The MLI covered her mouth and didn’t look back. Detective Menachem “Thugsy” Braverman, the only Orthodox Jew in Queens Crime Scene and surely the only one who had once been a commando with the Israeli Defense Forces, came over, palms raised.
“Yo, yo,” he said. “You guys might want to take a sec.”
“What up?” Lourdes tried to see around him.
“Pit bull walker from the projects spotted something washing up on this shore at quarter past nine this morning.” Thugsy nodded toward the dog and its owner lingering at the edge of the crowd. “Came over to take a look with poochie et voila…”
He thrust his chin toward what Lourdes could now see was a large black contractor bag with a few tears and strips of silver electrician’s tape wrapped around it in several places.
“Can we tell anything yet?” B.B. asked.
“Only that the remains were inside a bag that was weighted down with rocks,” Thugsy said. “We’re thinking accidental drowning is unlikely.”
“Copy that.” Lourdes gave him a duck-face, lips pushed out like a bird’s bill.
“We’re also thinking it’s been under awhile.” Thugsy put a hand to the back of his head, securing his skullcap against a stiff breeze. “My cousin Shmuel used to be a lifeguard around here.
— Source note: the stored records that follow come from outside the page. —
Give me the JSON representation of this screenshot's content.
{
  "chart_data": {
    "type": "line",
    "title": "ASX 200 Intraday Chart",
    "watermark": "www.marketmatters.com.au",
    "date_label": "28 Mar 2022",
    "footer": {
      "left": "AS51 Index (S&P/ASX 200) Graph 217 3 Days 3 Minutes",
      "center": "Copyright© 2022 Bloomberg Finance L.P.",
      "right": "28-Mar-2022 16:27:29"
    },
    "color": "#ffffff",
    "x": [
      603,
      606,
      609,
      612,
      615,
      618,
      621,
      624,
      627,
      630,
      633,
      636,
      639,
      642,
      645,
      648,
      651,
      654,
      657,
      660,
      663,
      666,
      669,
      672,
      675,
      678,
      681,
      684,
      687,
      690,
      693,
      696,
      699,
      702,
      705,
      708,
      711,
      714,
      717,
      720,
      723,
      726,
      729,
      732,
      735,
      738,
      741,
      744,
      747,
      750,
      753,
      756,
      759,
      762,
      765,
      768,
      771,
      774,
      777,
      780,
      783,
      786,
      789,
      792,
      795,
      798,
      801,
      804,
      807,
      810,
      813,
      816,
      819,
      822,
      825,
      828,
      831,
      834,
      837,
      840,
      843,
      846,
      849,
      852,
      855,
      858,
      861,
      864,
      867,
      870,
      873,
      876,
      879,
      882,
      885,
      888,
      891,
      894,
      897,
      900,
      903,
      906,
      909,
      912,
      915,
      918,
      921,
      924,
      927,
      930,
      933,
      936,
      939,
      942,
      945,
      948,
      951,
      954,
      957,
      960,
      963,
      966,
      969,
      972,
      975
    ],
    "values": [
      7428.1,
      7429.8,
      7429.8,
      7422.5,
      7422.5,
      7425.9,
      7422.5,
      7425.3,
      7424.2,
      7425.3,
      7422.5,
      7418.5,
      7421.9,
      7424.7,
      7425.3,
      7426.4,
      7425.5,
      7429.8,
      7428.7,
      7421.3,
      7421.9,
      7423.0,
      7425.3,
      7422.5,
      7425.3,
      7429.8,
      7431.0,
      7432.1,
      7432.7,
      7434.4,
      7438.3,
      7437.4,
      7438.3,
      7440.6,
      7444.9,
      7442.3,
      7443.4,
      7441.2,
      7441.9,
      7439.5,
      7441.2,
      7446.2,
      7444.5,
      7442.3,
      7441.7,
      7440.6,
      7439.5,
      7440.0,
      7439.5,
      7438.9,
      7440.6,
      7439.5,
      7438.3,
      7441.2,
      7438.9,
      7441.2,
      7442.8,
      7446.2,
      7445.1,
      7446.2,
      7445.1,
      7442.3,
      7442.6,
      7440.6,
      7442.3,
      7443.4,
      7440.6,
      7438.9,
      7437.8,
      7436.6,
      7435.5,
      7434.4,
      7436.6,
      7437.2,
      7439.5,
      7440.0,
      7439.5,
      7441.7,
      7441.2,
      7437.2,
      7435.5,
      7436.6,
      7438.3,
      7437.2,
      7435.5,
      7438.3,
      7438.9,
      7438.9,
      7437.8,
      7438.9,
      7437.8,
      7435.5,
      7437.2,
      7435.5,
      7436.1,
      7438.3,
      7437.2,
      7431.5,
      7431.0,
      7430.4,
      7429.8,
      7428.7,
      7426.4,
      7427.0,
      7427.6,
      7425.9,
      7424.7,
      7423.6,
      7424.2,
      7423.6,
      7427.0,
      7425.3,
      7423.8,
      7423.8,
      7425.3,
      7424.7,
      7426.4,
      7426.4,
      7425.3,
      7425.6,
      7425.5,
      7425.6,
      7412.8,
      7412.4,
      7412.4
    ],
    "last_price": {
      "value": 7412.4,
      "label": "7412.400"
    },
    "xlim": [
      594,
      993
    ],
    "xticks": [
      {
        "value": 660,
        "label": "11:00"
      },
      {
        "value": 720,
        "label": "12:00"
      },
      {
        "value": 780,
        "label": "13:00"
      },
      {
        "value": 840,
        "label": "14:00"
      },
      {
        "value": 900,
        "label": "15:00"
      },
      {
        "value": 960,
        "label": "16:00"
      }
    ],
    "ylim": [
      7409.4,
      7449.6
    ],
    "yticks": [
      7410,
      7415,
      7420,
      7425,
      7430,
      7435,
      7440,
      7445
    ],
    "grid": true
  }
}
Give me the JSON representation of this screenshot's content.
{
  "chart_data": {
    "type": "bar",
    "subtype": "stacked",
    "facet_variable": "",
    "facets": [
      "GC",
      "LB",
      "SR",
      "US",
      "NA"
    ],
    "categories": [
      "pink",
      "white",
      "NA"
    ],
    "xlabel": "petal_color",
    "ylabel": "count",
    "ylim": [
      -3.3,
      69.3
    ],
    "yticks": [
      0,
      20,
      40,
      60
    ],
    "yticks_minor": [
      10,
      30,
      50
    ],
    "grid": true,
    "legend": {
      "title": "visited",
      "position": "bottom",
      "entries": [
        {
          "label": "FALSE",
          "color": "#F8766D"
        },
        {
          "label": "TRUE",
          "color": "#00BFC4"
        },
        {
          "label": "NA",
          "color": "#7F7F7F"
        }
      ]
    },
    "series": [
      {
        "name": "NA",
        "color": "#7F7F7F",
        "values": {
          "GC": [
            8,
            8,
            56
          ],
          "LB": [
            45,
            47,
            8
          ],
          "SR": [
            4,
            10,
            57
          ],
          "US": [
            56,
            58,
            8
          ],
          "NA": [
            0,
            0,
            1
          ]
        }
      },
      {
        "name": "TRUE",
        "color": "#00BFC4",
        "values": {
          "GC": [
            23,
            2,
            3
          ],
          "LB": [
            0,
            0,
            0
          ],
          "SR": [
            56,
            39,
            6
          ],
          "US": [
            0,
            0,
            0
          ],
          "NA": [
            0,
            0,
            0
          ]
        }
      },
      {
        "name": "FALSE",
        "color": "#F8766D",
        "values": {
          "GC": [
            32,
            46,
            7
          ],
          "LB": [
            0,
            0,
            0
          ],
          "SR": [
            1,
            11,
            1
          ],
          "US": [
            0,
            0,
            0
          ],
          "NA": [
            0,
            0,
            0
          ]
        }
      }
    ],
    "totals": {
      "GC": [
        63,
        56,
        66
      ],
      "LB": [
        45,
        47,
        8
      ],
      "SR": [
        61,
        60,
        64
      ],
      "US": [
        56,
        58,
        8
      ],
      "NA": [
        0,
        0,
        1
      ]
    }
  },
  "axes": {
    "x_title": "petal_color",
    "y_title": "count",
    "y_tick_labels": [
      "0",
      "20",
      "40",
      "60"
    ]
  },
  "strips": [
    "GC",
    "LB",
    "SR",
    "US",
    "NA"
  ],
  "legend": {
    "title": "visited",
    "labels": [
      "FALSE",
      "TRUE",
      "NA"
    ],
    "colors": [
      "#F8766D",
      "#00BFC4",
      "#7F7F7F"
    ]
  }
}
The channel gets very deep in the middle. Whoever plunked the body down there probably thought it would stay down. But they’ve been doing some dredging this summer, and with the warm weather and storm surges…”
“Hey, who says climate change is all bad?” B.B. tugged on his collar, like he was playing a comedy club.
“Anybody contact Nassau County yet?” Lourdes asked.
She raised her eyes to the far shore, maybe less than a quarter mile away but a completely different jurisdiction.